Alla fine anche la politica si è accorta con il conto più salato della riforma potrebbero pagarlo le piccole, le medie imprese e settori come il commercio e il turismo. E il governo- dopo avere quasi convinto i sindacati - si è deciso a cercare una soluzione anche per loro.
Da settimane le Pmi denunciano un aumento eccessivo del costo del lavoro a fronte di prestazioni che a commercianti, artigiani e società di servizi non servono. Negli ultimi giorni, la trattativa tra governo e Pmi si è arenata, tanto che Rete imprese, la confederazione che riunisce Confcommercio, Confartigianato, Confesercenti e Cna e quindi rappresenta 2,6 milioni di imprese e 11 milioni di lavoratori, ha detto che potrebbe disdettare i contratti collettivi di lavoro. Più che una minaccia è un problema di soldi. Nei contratti ci sono misure di welfare a favore dei dipendenti che potrebbero essere tagliate per compensare il costo della riforma, sempre che siano confermate le bozze.
Rete imprese ha preparato un documento di controproposte destinato al ministro del Lavoro. E i nodi riguardano quasi tutte le novità annunciate in questi giorni. Il governo intende penalizzare i contratti a termine con un aumento dei contributi dell’1,4% e questa misura non fa eccezioni per quei settori, come il commercio e il turismo, che hanno dei picchi di attività fisiologici che non possono che essere coperti con questi contratti.Le rigidità che potrebbero essere introdotte nell’apprendistato ( una quota di conversioni in assunzioni per poterne usufruire) colpiscono gli artigiani. Con i nuovi ammortizzatori sociali, poi, gli autonomi che hanno dipendenti rischiano un aumento dei contributi per la disoccupazione dall’attuale 0,18% all’1,2%. E questo a fronte di una prestazione che utilizzerebbero raramente. Oltre al danno, la beffa - spiegava ieri chi ha partecipato in prima persona alla trattativa - perché i nuovi ammortizzatori sono destinati anche ai dipendenti pubblici con contratti a termine. Ma il ministro Fornero non ha spiegato se anche lo Stato pagherà i contributi extra. Alla fine, insomma, le aziende pagheranno le indennità dei contratti a termine della pubblica amministrazione, che sono sempre di più e rappresentano la quota maggioritaria della nuova precarietà.

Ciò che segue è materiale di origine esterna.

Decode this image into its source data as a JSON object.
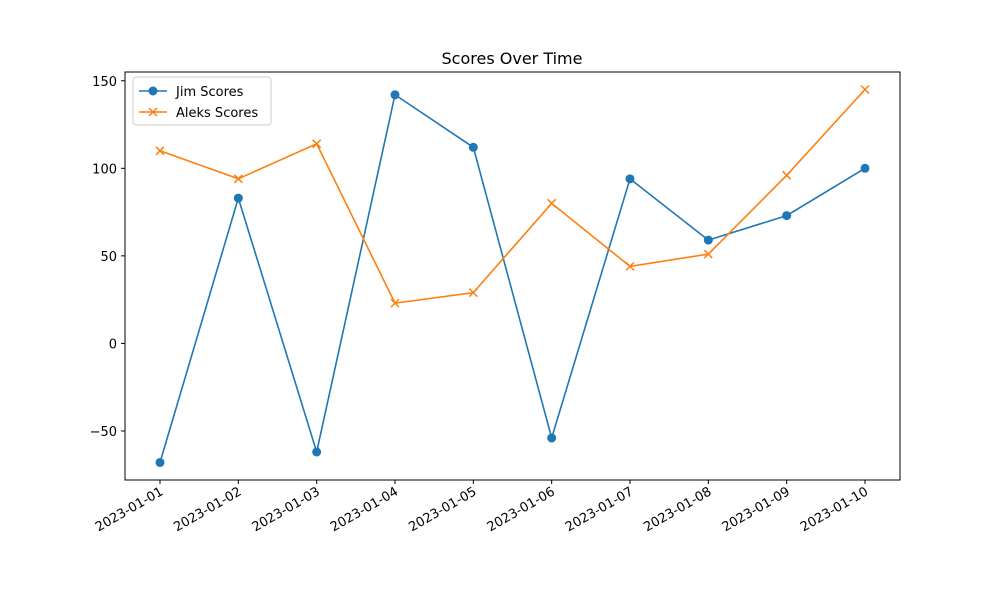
{
  "chart_data": {
    "type": "line",
    "title": "Scores Over Time",
    "xlabel": "",
    "ylabel": "",
    "x": [
      "2023-01-01",
      "2023-01-02",
      "2023-01-03",
      "2023-01-04",
      "2023-01-05",
      "2023-01-06",
      "2023-01-07",
      "2023-01-08",
      "2023-01-09",
      "2023-01-10"
    ],
    "y_ticks": [
      -50,
      0,
      50,
      100,
      150
    ],
    "ylim": [
      -78,
      155
    ],
    "grid": false,
    "legend_position": "top-left",
    "series": [
      {
        "name": "Jim Scores",
        "color": "#1f77b4",
        "marker": "circle",
        "values": [
          -68,
          83,
          -62,
          142,
          112,
          -54,
          94,
          59,
          73,
          100
        ]
      },
      {
        "name": "Aleks Scores",
        "color": "#ff7f0e",
        "marker": "x",
        "values": [
          110,
          94,
          114,
          23,
          29,
          80,
          44,
          51,
          96,
          145
        ]
      }
    ]
  }
}
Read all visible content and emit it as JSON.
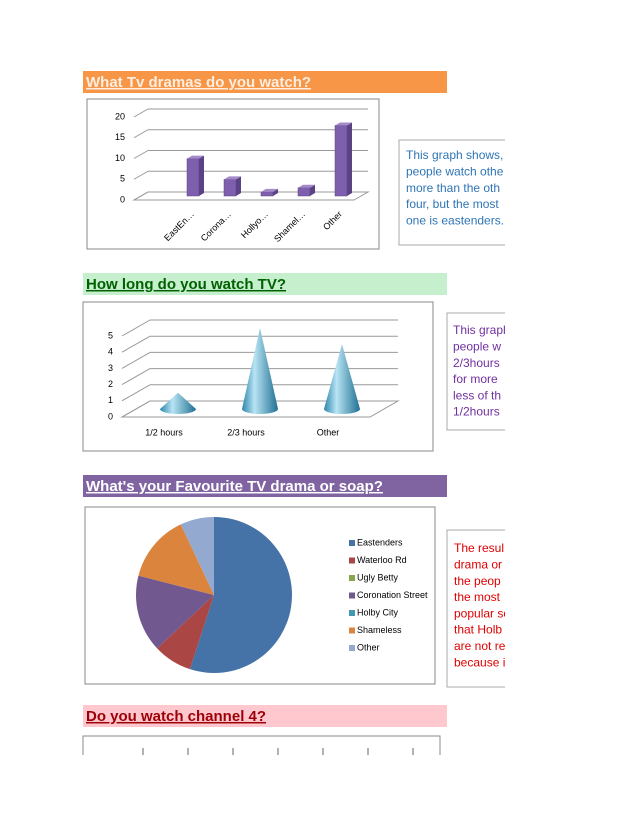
{
  "chart_data": [
    {
      "type": "bar",
      "title": "What Tv dramas do you watch?",
      "categories": [
        "EastEn…",
        "Corona…",
        "Hollyo…",
        "Shamel…",
        "Other"
      ],
      "values": [
        9,
        4,
        1,
        2,
        17
      ],
      "color": "#7e5fae",
      "ylim": [
        0,
        20
      ],
      "yticks": [
        0,
        5,
        10,
        15,
        20
      ],
      "grid": true,
      "annotation": [
        "This graph shows,",
        "people watch othe",
        "more than the oth",
        "four, but the most",
        "one is eastenders."
      ]
    },
    {
      "type": "cone",
      "title": "How long do you watch TV?",
      "categories": [
        "1/2 hours",
        "2/3 hours",
        "Other"
      ],
      "values": [
        1,
        5,
        4
      ],
      "color": "#3fa7c9",
      "ylim": [
        0,
        5
      ],
      "yticks": [
        0,
        1,
        2,
        3,
        4,
        5
      ],
      "grid": true,
      "annotation": [
        "This graph",
        "people w",
        "2/3hours",
        "for more",
        "less of th",
        "1/2hours"
      ]
    },
    {
      "type": "pie",
      "title": "What's your Favourite TV drama or soap?",
      "categories": [
        "Eastenders",
        "Waterloo Rd",
        "Ugly Betty",
        "Coronation Street",
        "Holby City",
        "Shameless",
        "Other"
      ],
      "values": [
        55,
        8,
        0,
        16,
        0,
        14,
        7
      ],
      "colors": [
        "#4572a7",
        "#aa4643",
        "#89a54e",
        "#71588f",
        "#4198af",
        "#db843d",
        "#93a9cf"
      ],
      "legend": "right",
      "annotation": [
        "The resul",
        "drama or",
        "the peop",
        "the most",
        "popular so",
        "that Holb",
        "are not re",
        "because i"
      ]
    },
    {
      "type": "bar",
      "title": "Do you watch channel 4?"
    }
  ]
}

Senza contare i nuovi adempimenti e rigidità sui contratti flessibili che non potranno che tradursi in nuova burocrazia per aziende già penalizzate dalle procedure della pubblica amministrazione. Pesa anche il nuovo fondo di solidarietà allo studio del ministero, che dovrebbe coprire la disoccupazione per i settori che non hanno un sussidio.È un po’-spiegava ieri un imprenditore - come farci pagare per sempre la cassa integrazione in deroga che il precedente governo aveva istituito solo per il periodo di crisi.
Su questo fronte è possibile un qualche ammorbidimento. Una marcia indietro il governo non se la può permettere, perché sono in qualche modo la merce di scambio per le modifiche all’articolo 18. Ma ieri, soprattutto dopo il pressing dei partiti di maggioranza, il governo ha deciso di affrontare anche questo nodo.
I tempi sono stretti. Il premier Mario Monti ha annunciato che incontrerà le parti sociali martedì 20 a Palazzo Chigi «per tirare le somme» sulla trattativa. Per allora, quindi, ci sarà il pacchetto complessivo con il piano del governo. Che potrebbe essere molto diverso rispetto alle anticipazioni uscite in questi giorni. Anche sull’articolo 18 ieri sono proseguiti i contatti tra i leader delle confederazioni sindacali e il governo. Diplomazia fuori dai riflettori che potrebbe portare novità, anche sul capitolo costo del lavoro.
Dalla parte delle piccole imprese ieri si è schierato un pezzo importante di maggioranza. Il Pdl in particolare, con il segretario Angelino Alfano e con l’ex ministro del Lavoro Maurizio Sacconi che parlando al convegno di commemorazione di Marco Biagi a dieci anni dalla morte- ha chiesto al governo di «non fare crescere il costo del lavoro». Il dissenso di Rete imprese «non può non destare preoccupazione» perché poi «sono le imprese che devono assumere ». Con le Pmi anche l’Udc Pier Ferdinando Casini, che generalmente non critica decisioni dell’esecutivo, ma che ieri non ha potuto non osservare come le Pmi rischiano di essere «colpite oltremisura ».